Professor and comics scholar Jason Tondro, author of the recently published Superheroes of the Round Table: Comics Connections to Medieval and Renaissance Literature—which itself has much to say about Kirby, along with Arthurian legend, Shakespeare, Grant Morrison, and many other topics—has posted a first response to Hand of Fire on his blog. Some highlights:
Hand of Fire is a big sloppy wet kiss to all of us who think that the author is still relevant. One of Charles’s arguments—and there are several—is that Kirby’s life experience, the shape of his career and the conditions under which he worked, had a huge influence over the art and stories he produced. Charles spends plenty of time doing textual analysis of Kirby’s pages, looking at how they work and what they say, but he always does it in the context of the argument that these pages are expressions of Kirby’s values, values shaped by very real forces which can be traced and outlined. I’m a historicist by training and this kind of argument goes a very long way with me.

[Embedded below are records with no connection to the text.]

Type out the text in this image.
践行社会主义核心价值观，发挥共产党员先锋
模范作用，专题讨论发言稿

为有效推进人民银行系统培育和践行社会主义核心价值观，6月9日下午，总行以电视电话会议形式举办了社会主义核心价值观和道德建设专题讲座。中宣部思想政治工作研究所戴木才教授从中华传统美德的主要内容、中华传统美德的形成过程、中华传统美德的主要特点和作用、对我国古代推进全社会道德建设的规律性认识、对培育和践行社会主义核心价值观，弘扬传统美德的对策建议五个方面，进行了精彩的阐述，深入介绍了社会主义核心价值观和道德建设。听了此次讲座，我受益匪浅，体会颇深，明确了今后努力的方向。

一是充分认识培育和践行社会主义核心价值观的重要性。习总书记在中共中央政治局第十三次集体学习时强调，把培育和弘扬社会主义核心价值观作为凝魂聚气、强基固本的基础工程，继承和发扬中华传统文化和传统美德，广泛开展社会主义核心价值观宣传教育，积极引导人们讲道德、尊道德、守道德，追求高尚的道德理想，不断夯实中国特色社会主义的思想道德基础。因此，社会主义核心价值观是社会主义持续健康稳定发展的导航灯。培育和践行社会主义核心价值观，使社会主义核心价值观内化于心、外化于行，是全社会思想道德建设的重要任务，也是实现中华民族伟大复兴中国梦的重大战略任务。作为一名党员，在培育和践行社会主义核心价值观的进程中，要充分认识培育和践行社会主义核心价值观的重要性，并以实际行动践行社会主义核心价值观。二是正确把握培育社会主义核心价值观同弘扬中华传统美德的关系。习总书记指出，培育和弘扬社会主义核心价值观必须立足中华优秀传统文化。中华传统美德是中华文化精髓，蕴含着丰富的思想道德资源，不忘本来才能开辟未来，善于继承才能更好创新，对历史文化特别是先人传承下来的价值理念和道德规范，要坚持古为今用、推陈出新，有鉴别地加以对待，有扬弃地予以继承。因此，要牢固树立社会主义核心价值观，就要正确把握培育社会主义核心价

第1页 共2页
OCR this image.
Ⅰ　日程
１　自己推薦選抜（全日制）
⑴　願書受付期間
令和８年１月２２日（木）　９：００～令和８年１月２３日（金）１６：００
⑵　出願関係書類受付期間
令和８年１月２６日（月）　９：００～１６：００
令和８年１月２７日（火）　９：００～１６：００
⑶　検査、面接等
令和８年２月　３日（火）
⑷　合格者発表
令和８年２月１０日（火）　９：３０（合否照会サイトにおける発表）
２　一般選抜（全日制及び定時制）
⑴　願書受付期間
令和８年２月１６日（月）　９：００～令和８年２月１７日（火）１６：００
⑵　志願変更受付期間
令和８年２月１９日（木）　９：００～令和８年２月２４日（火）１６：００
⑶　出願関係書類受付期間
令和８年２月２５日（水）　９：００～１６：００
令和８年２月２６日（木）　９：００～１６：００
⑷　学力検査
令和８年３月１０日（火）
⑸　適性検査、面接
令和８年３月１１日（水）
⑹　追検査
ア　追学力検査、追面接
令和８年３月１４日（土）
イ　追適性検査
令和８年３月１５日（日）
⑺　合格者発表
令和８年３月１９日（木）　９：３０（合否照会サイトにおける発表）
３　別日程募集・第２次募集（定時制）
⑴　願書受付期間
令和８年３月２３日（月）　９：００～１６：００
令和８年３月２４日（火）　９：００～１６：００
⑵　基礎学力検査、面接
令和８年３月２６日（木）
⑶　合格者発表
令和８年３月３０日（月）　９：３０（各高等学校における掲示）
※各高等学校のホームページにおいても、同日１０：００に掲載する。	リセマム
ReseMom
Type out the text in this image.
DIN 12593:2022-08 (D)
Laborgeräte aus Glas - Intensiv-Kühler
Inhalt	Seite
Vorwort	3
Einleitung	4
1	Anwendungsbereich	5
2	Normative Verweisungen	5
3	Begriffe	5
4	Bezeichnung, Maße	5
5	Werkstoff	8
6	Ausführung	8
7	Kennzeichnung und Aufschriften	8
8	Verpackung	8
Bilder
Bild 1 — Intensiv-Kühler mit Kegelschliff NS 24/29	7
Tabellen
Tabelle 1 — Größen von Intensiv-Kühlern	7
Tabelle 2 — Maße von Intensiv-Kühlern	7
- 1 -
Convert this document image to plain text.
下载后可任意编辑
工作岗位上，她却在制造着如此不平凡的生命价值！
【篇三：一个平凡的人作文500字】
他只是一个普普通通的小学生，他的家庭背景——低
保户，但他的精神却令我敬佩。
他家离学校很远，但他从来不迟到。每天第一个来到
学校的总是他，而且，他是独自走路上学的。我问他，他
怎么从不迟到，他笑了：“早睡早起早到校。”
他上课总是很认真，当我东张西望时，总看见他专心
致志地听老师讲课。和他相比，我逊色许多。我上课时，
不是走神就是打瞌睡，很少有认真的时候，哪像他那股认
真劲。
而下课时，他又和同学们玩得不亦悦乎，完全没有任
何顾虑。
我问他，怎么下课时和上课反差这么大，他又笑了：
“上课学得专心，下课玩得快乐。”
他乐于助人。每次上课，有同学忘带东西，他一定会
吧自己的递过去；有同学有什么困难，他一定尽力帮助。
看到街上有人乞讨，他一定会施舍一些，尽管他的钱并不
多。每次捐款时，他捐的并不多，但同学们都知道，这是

Big sloppy wet kiss? Ha. I like that!
Charles shows a keen awareness of his reading audience when he walks us through semiotic theory, and an awareness of the audience is no less refreshing in a scholar’s second book than it is in a freshman essay. Most of my academic life is spent teaching, and when Charles walks us through some of his classroom experiments teaching semiotics to his students, this is nourishing food to a starving man. It makes the book useful beyond its title. If Charles had “only” written an informed, articulate, and thorough examination of Kirby’s art, that would still have been damn impressive. But it is also a practical handbook on how to teach semiotics theory in the classroom and how to put it into practice on the page.
I’m delighted to know that the book’s treatment of semiotics is proving so useful, and that Jason finds its practical emphasis on application helpful. The theory-speak in Chapter 1 presented a real challenge rhetorically, so these comments cut right to something that concerned me greatly. Good to know!